Most comprehensive product portfolio in the industry
During ASTRO in Washington DC, we introduced Elekta Evo alongside the additions to our software suite, Elekta ONE, to the American market. The customer feedback on our new products has been very encouraging, and we are now installing the first Evo linacs and Elekta ONE. I am just back from the MR-Linac Consortium meeting in Singapore, which further underlined the importance of a full range adaptive portfolio, presenting the most recent advances on MR-guided adaptive treatments and how it is continuously pushing the boundaries of cancer care.

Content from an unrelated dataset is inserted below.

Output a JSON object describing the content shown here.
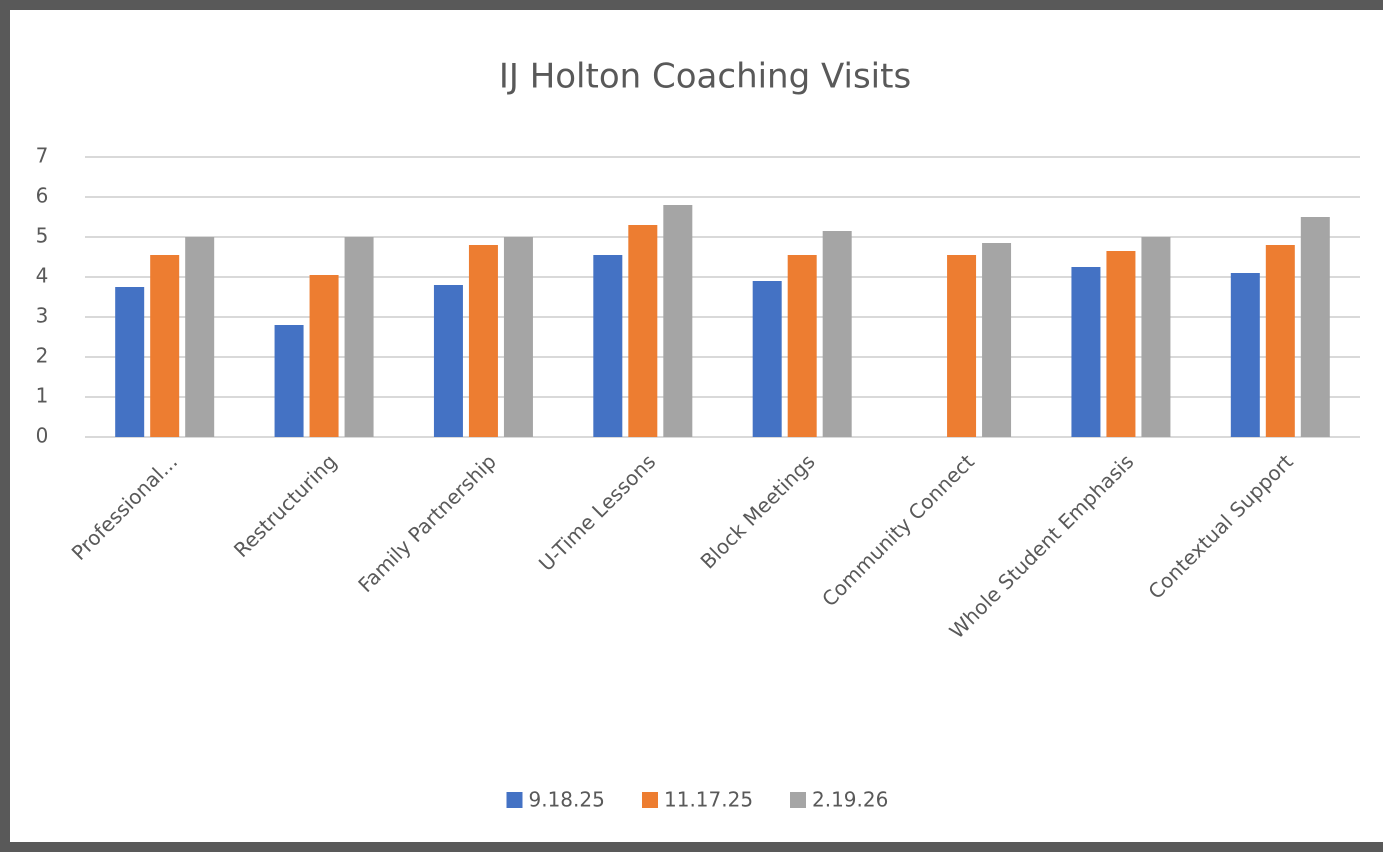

We have continued to make significant investments in R&D, and all our solutions are now fully image guided and adaptive. We have the industry's most competitive and comprehensive product portfolio, which we will leverage to drive profitable growth moving forward. Furthermore, I am pleased to announce that we have reached our target of providing access to 300 million people in underserved markets.
Grow and expand margins
As previously communicated, we expect sales and profitability to pick up during the second half of the year as a result of new product launches and productivity measures. Net sales for Elekta are expected to grow by mid-single digits for the full year of 2024/25 with an improved EBIT margin. Beyond this fiscal year, we are driving for an EBIT margin of 14 percent or higher as we are experiencing strong customer interest in our industry-leading offerings and a long-term underlying demand for world-leading cancer care solutions.